Welcome to the academic Olympics — and Carleton’s the host university.
For nine days starting on May 23, an estimated 8,000 academics from across North America and Europe will converge on campus for the Congress of the Humanities and Social Sciences. And Ed Kane, assistant vice-president (University Services) — whose team is overseeing the logistics — is working to make it the “greenest” Congress yet.
In addition to organizing the academic presentations, the behind-the-scenes logistics are mind-boggling, says Kane.
His team has to ensure that there’s enough of everything, including food and technical support, and that there’s enough recycling bins around campus.
“It’s our goal that all materials going into Congress should be recycleable, compostable or reuseable,” Kane says of the May 23 to 31 event.
“Our aim is not to put anything into our local landfill site.”
And to that end, Kane has committed to planting a tree on campus for every ton of waste that is recycled or composed during Congress.
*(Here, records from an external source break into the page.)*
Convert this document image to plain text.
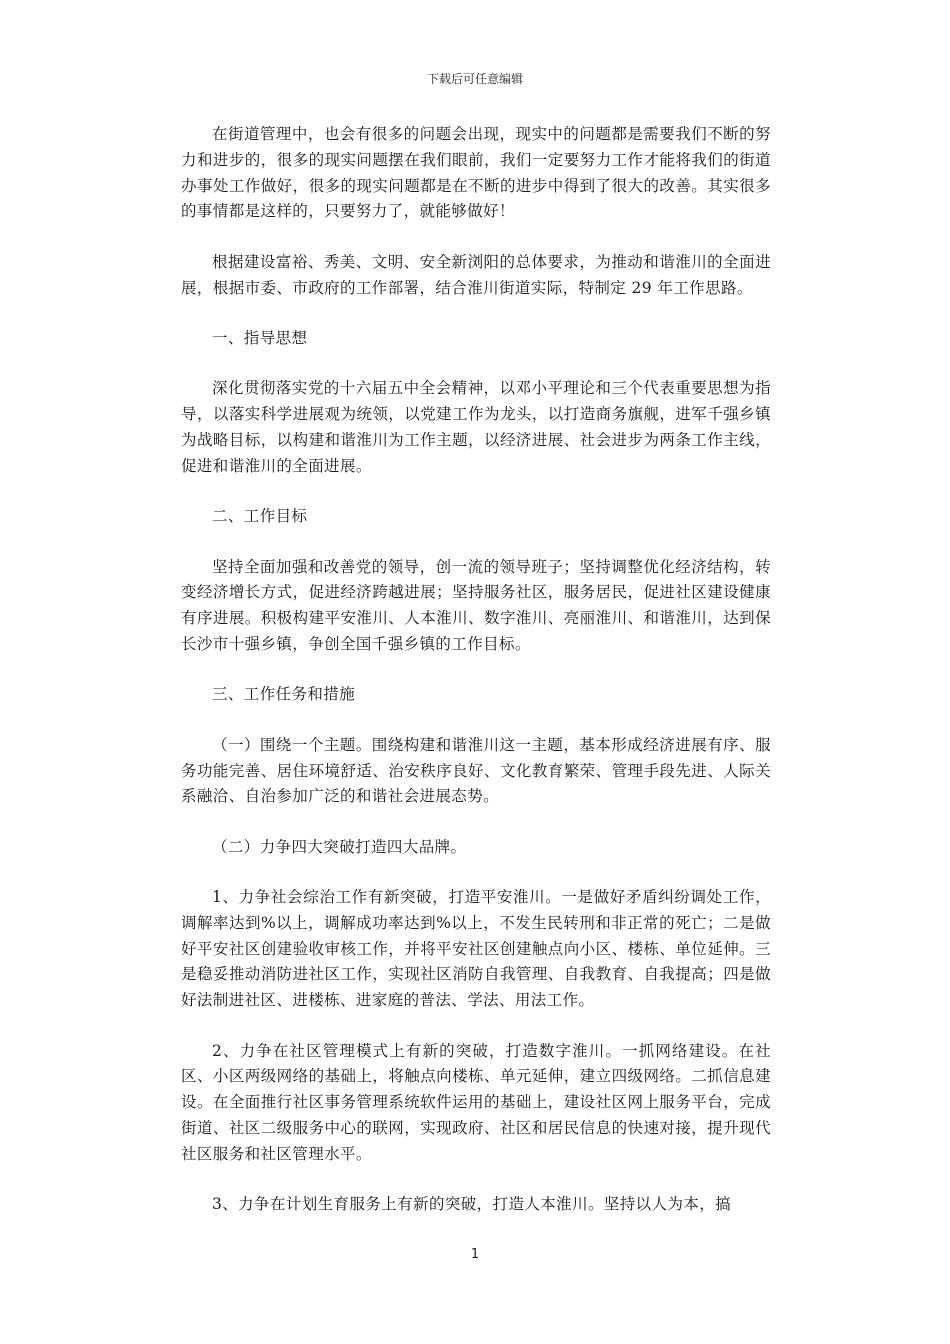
下载后可任意编辑

在街道管理中，也会有很多的问题会出现，现实中的问题都是需要我们不断的努力和进步的，很多的现实问题摆在我们眼前，我们一定要努力工作才能将我们的街道办事处工作做好，很多的现实问题都是在不断的进步中得到了很大的改善。其实很多的事情都是这样的，只要努力了，就能够做好！

根据建设富裕、秀美、文明、安全新浏阳的总体要求，为推动和谐淮川的全面进展，根据市委、市政府的工作部署，结合淮川街道实际，特制定 29 年工作思路。

一、指导思想

深化贯彻落实党的十六届五中全会精神，以邓小平理论和三个代表重要思想为指导，以落实科学进展观为统领，以党建工作为龙头，以打造商务旗舰，进军千强乡镇为战略目标，以构建和谐淮川为工作主题，以经济进展、社会进步为两条工作主线，促进和谐淮川的全面进展。

二、工作目标

坚持全面加强和改善党的领导，创一流的领导班子；坚持调整优化经济结构，转变经济增长方式，促进经济跨越进展；坚持服务社区，服务居民，促进社区建设健康有序进展。积极构建平安淮川、人本淮川、数字淮川、亮丽淮川、和谐淮川，达到保长沙市十强乡镇，争创全国千强乡镇的工作目标。

三、工作任务和措施

（一）围绕一个主题。围绕构建和谐淮川这一主题，基本形成经济进展有序、服务功能完善、居住环境舒适、治安秩序良好、文化教育繁荣、管理手段先进、人际关系融洽、自治参加广泛的和谐社会进展态势。

（二）力争四大突破打造四大品牌。

1、力争社会综治工作有新突破，打造平安淮川。一是做好矛盾纠纷调处工作，调解率达到%以上，调解成功率达到%以上，不发生民转刑和非正常的死亡；二是做好平安社区创建验收审核工作，并将平安社区创建触点向小区、楼栋、单位延伸。三是稳妥推动消防进社区工作，实现社区消防自我管理、自我教育、自我提高；四是做好法制进社区、进楼栋、进家庭的普法、学法、用法工作。

2、力争在社区管理模式上有新的突破，打造数字淮川。一抓网络建设。在社区、小区两级网络的基础上，将触点向楼栋、单元延伸，建立四级网络。二抓信息建设。在全面推行社区事务管理系统软件运用的基础上，建设社区网上服务平台，完成街道、社区二级服务中心的联网，实现政府、社区和居民信息的快速对接，提升现代社区服务和社区管理水平。

3、力争在计划生育服务上有新的突破，打造人本淮川。坚持以人为本，搞

1
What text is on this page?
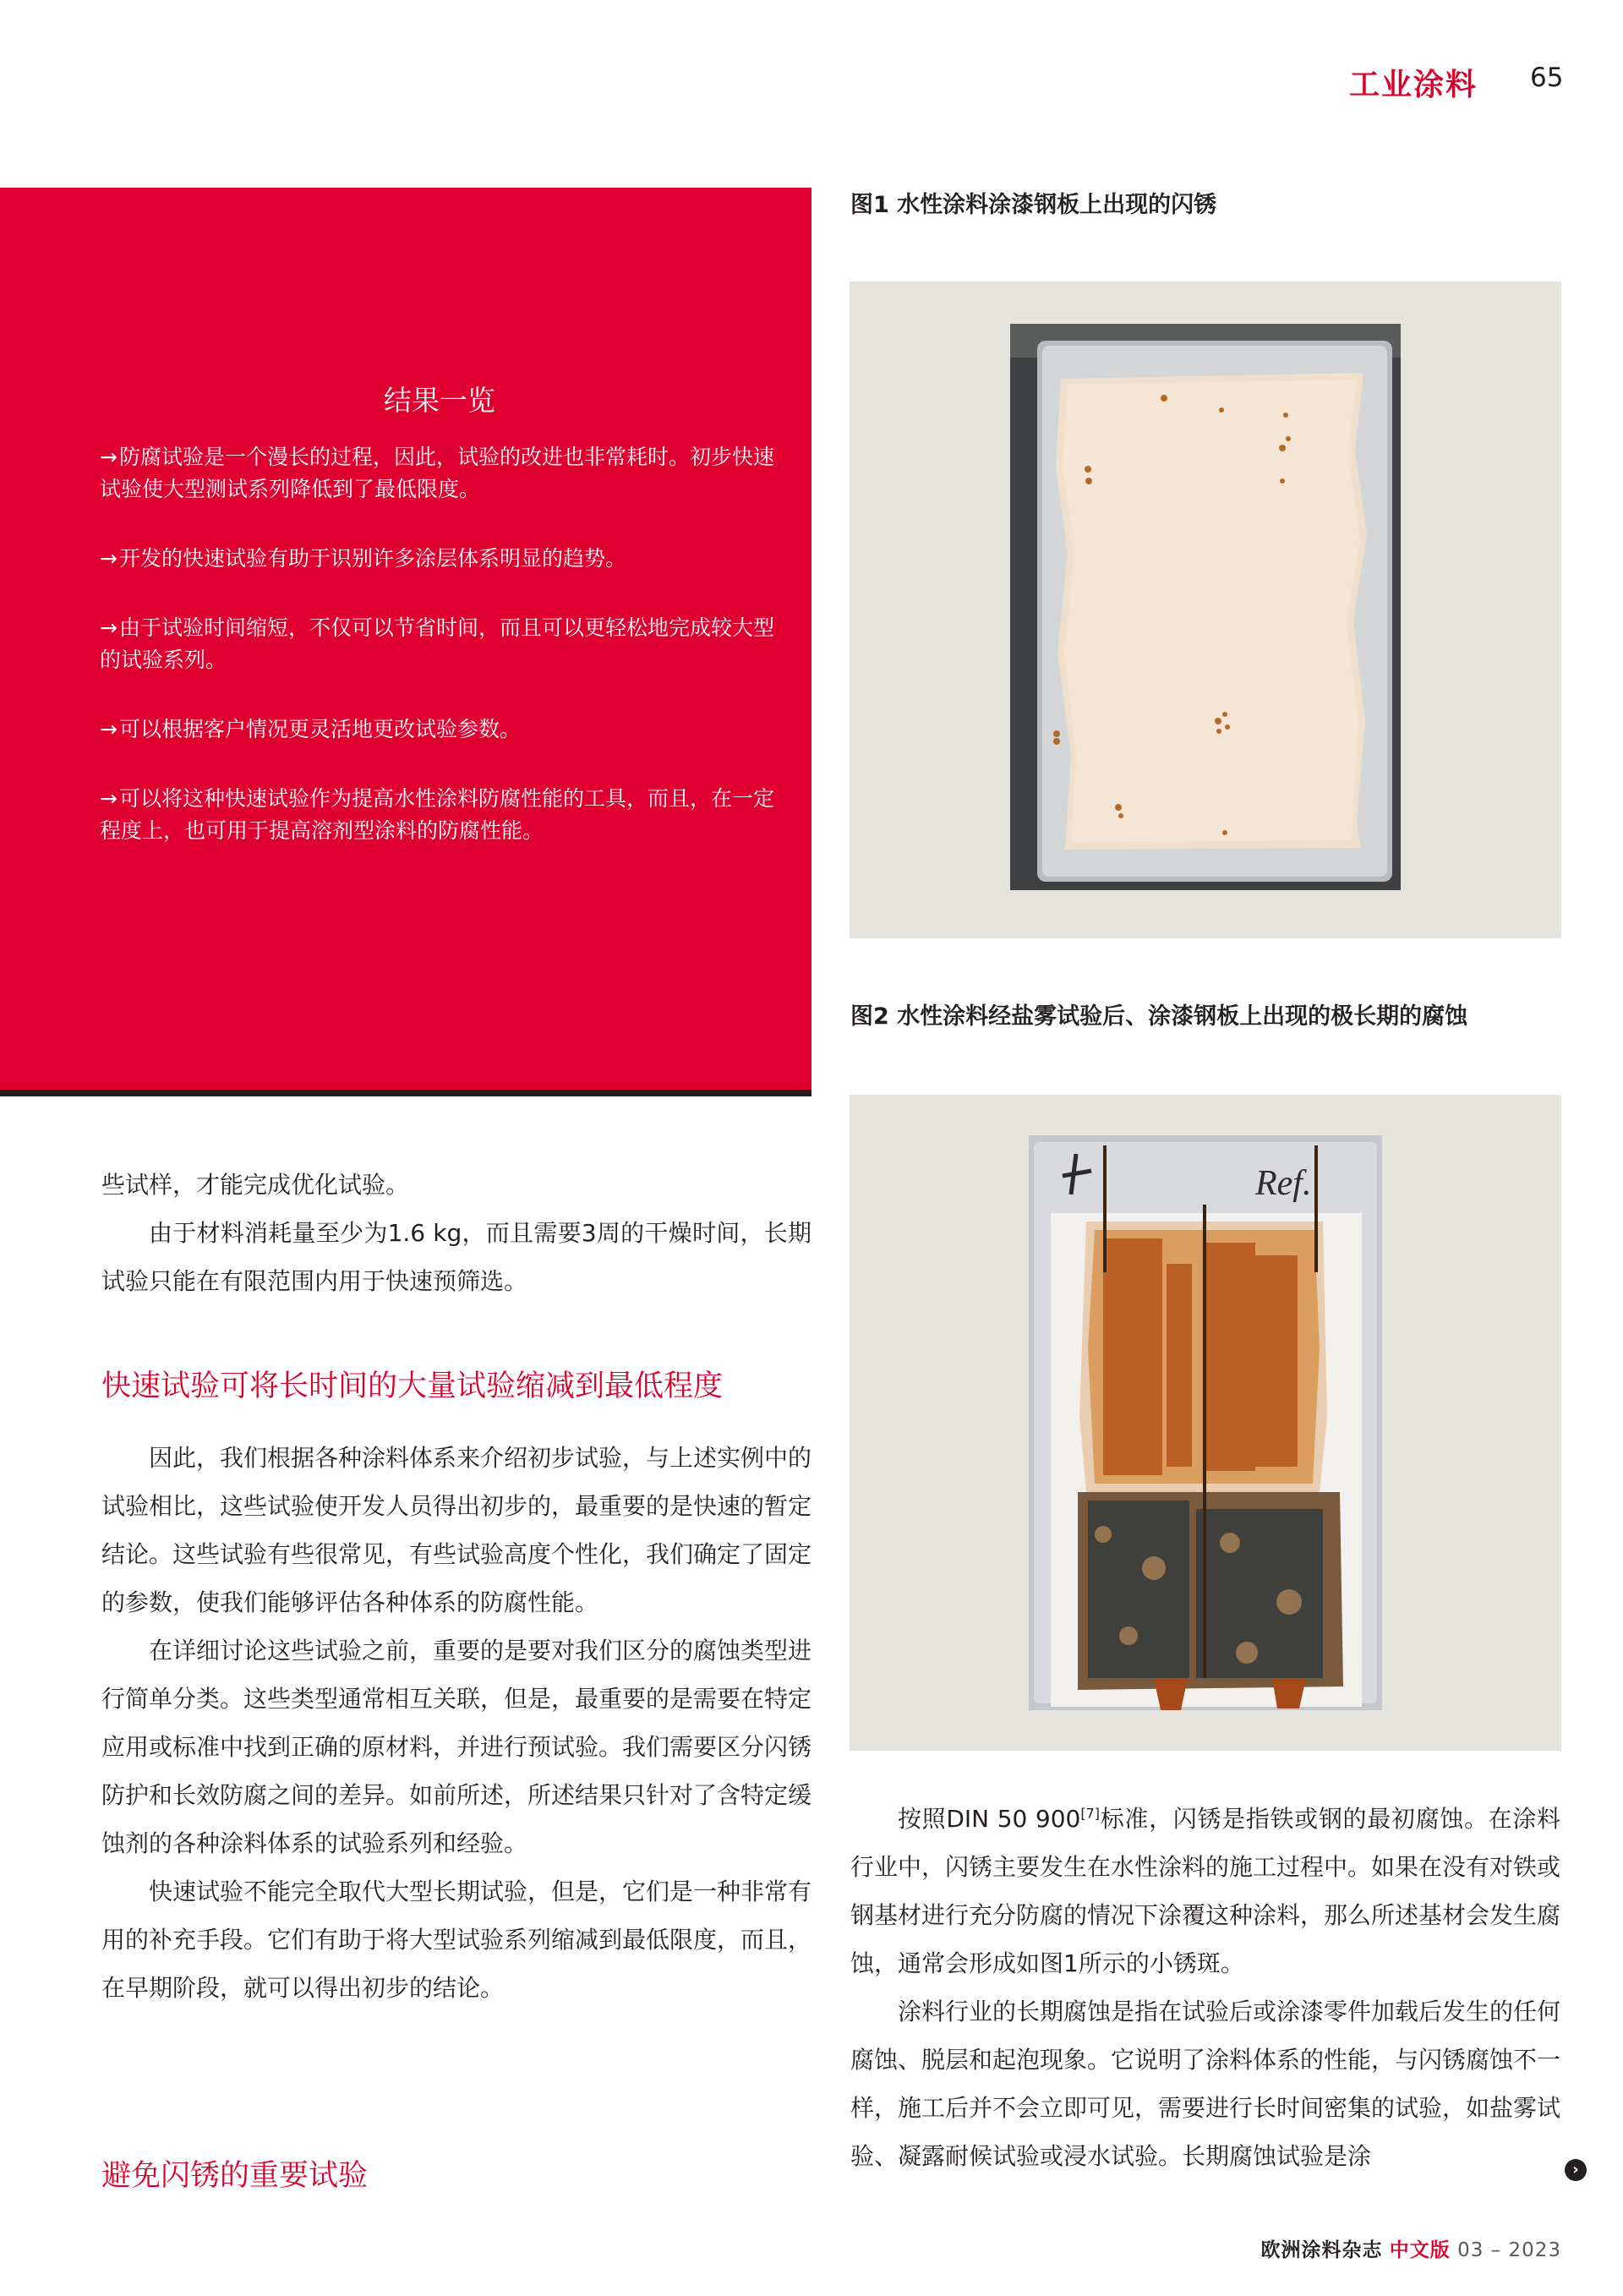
工业涂料 65
结果一览
→防腐试验是一个漫长的过程，因此，试验的改进也非常耗时。初步快速试验使大型测试系列降低到了最低限度。
→开发的快速试验有助于识别许多涂层体系明显的趋势。
→由于试验时间缩短，不仅可以节省时间，而且可以更轻松地完成较大型的试验系列。
→可以根据客户情况更灵活地更改试验参数。
→可以将这种快速试验作为提高水性涂料防腐性能的工具，而且，在一定程度上，也可用于提高溶剂型涂料的防腐性能。
图1 水性涂料涂漆钢板上出现的闪锈
图2 水性涂料经盐雾试验后、涂漆钢板上出现的极长期的腐蚀
Ref.

些试样，才能完成优化试验。

由于材料消耗量至少为1.6 kg，而且需要3周的干燥时间，长期试验只能在有限范围内用于快速预筛选。

快速试验可将长时间的大量试验缩减到最低程度

因此，我们根据各种涂料体系来介绍初步试验，与上述实例中的试验相比，这些试验使开发人员得出初步的，最重要的是快速的暂定结论。这些试验有些很常见，有些试验高度个性化，我们确定了固定的参数，使我们能够评估各种体系的防腐性能。

在详细讨论这些试验之前，重要的是要对我们区分的腐蚀类型进行简单分类。这些类型通常相互关联，但是，最重要的是需要在特定应用或标准中找到正确的原材料，并进行预试验。我们需要区分闪锈防护和长效防腐之间的差异。如前所述，所述结果只针对了含特定缓蚀剂的各种涂料体系的试验系列和经验。

快速试验不能完全取代大型长期试验，但是，它们是一种非常有用的补充手段。它们有助于将大型试验系列缩减到最低限度，而且，在早期阶段，就可以得出初步的结论。

避免闪锈的重要试验

按照DIN 50 900[7]标准，闪锈是指铁或钢的最初腐蚀。在涂料行业中，闪锈主要发生在水性涂料的施工过程中。如果在没有对铁或钢基材进行充分防腐的情况下涂覆这种涂料，那么所述基材会发生腐蚀，通常会形成如图1所示的小锈斑。

涂料行业的长期腐蚀是指在试验后或涂漆零件加载后发生的任何腐蚀、脱层和起泡现象。它说明了涂料体系的性能，与闪锈腐蚀不一样，施工后并不会立即可见，需要进行长时间密集的试验，如盐雾试验、凝露耐候试验或浸水试验。长期腐蚀试验是涂	›
欧洲涂料杂志 中文版 03 – 2023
The environmentally friendly approach is a sign of the times, says Kane. When Carleton last hosted a Congress (called The Learneds) in 1993, the level of recycling on campus was “very low.”
“Every Congress is trying to be much more sustainable than in the past.”
“It’s a huge juggling act because we are keeping lots of plates spinning at the same time,” adds Kane.
Given the enormity of planning Congress, what’s Kane’s biggest fear?
“If it rains for nine days, that will be a different kind of Congress because people would have to be indoors. But there’s nothing we can do about that (the weather).”